You’ll actually follow the same steps as contractors do, but with one caveat — companies are willing to take more chances on a contractor than a full-time employee. They can let contractors go without a second thought, but when it comes to firing a poorly-performing, salaried employee.. HR has to get involved. If you want them to take a chance on you, you’ll need to wow them.

4. Entrepreneur, The Wildcard

Pretend the guy in this stock photo doesn’t have a gun. Unless you subscribe to the John McAffee style of running a business.

This whole time you’ve kept that Mai-Tai pouring in the back of your mind. Aren’t there other options than just these 3 paths through life? Yes, I’ve only listed the most common types of careers. There are companies that work 100% remote, or collaborative collections of freelancers working together on a per-project basis. But maybe you’re only interested in getting to the top, living a jet-set lifestyle of semi-retirement as automated cash just flows in. It’s possible, but you’ll have to hustle impossibly hard to get it.

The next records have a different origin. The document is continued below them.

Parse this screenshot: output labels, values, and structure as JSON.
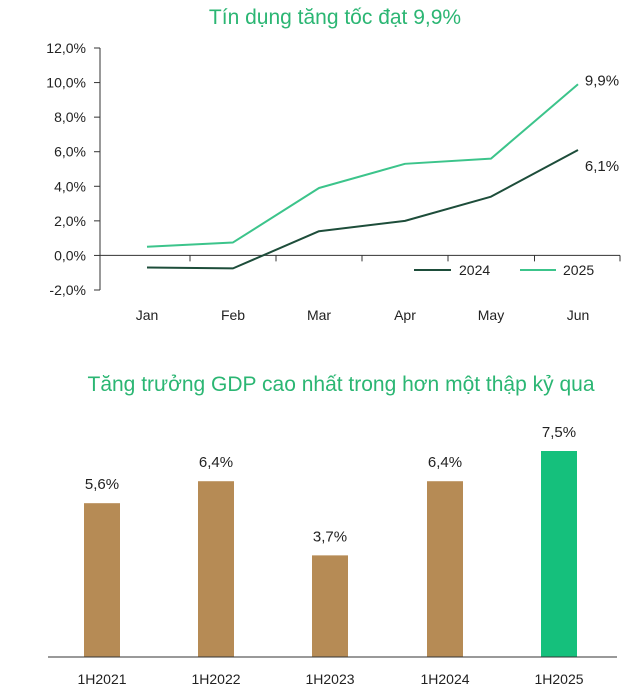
{
  "colors": {
    "title": "#2bb673",
    "series_2024": "#1d4d3a",
    "series_2025": "#3cc48b",
    "bar_default": "#b68b55",
    "bar_highlight": "#15c07c",
    "axis": "#333333"
  },
  "chart_data": [
    {
      "type": "line",
      "title": "Tín dụng tăng tốc đạt 9,9%",
      "categories": [
        "Jan",
        "Feb",
        "Mar",
        "Apr",
        "May",
        "Jun"
      ],
      "ylim": [
        -2.0,
        12.0
      ],
      "yticks": [
        "12,0%",
        "10,0%",
        "8,0%",
        "6,0%",
        "4,0%",
        "2,0%",
        "0,0%",
        "-2,0%"
      ],
      "ytick_values": [
        12,
        10,
        8,
        6,
        4,
        2,
        0,
        -2
      ],
      "grid": false,
      "legend": "bottom-right",
      "series": [
        {
          "name": "2024",
          "values": [
            -0.7,
            -0.75,
            1.4,
            2.0,
            3.4,
            6.1
          ],
          "end_label": "6,1%"
        },
        {
          "name": "2025",
          "values": [
            0.5,
            0.75,
            3.9,
            5.3,
            5.6,
            9.9
          ],
          "end_label": "9,9%"
        }
      ]
    },
    {
      "type": "bar",
      "title": "Tăng trưởng GDP cao nhất trong hơn một thập kỷ qua",
      "categories": [
        "1H2021",
        "1H2022",
        "1H2023",
        "1H2024",
        "1H2025"
      ],
      "values": [
        5.6,
        6.4,
        3.7,
        6.4,
        7.5
      ],
      "data_labels": [
        "5,6%",
        "6,4%",
        "3,7%",
        "6,4%",
        "7,5%"
      ],
      "highlight_index": 4,
      "ylim": [
        0,
        7.5
      ]
    }
  ]
}
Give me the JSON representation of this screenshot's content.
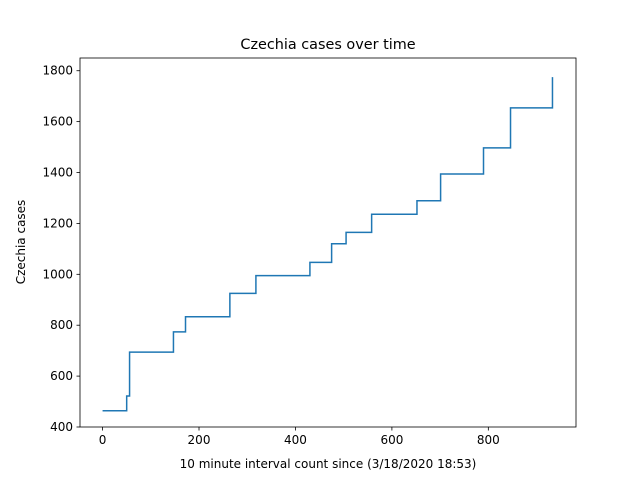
{
  "chart_data": {
    "type": "line",
    "title": "Czechia cases over time",
    "xlabel": "10 minute interval count since (3/18/2020 18:53)",
    "ylabel": "Czechia cases",
    "xlim": [
      -46.8,
      981.8
    ],
    "ylim": [
      400,
      1850
    ],
    "xticks": [
      0,
      200,
      400,
      600,
      800
    ],
    "yticks": [
      400,
      600,
      800,
      1000,
      1200,
      1400,
      1600,
      1800
    ],
    "grid": false,
    "line_color": "#1f77b4",
    "series": [
      {
        "step": "post",
        "x": [
          0,
          50,
          53,
          56,
          147,
          172,
          264,
          318,
          430,
          475,
          505,
          558,
          652,
          701,
          790,
          846,
          933
        ],
        "y": [
          464,
          522,
          522,
          694,
          774,
          833,
          925,
          995,
          1047,
          1120,
          1165,
          1236,
          1289,
          1394,
          1497,
          1654,
          1775
        ]
      }
    ]
  }
}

I can’t talk about pro’s and con’s because each entrepreneur’s experience is different from the next, but here are a few points to consider:

  • If you aren’t a business guy, you better be a developer
    * While it’s true that an app like flappy-bird or minecraft can take off and make a fortune, it’s more likely that an app is successful due to a sound business strategy behind it. If you don’t excel at one or the other, you’re going to need to build a team that can cover all the bases
  • Beware the webinars
    * Bootcamps, seminars, life coaches, training camps: All promising business success, all free at first, but eventually they will all try to turn your hype into their profit — sometimes to the tune of thousands of dollars. Sign up for the newsletter to get the free e-book of advice (I do!), but don’t let yourself get suckered into a program that can’t promise any actual results or you might end up embroiled in the next Trump University
  • Try anyway, even if you probably won’t succeed
    * Nothing helps you learn faster or stand out better during an interview than proven ambition. Being able to show side-hustles I’ve worked on and personal projects in my portfolio has helped seal the deal on contracts I’ve worked in the past that I was nowhere near qualified for. And who knows, you might strike it rich!

There are a lot of ways to make a career in web development, hopefully now you know which one you want and how to get started. Happy Coding!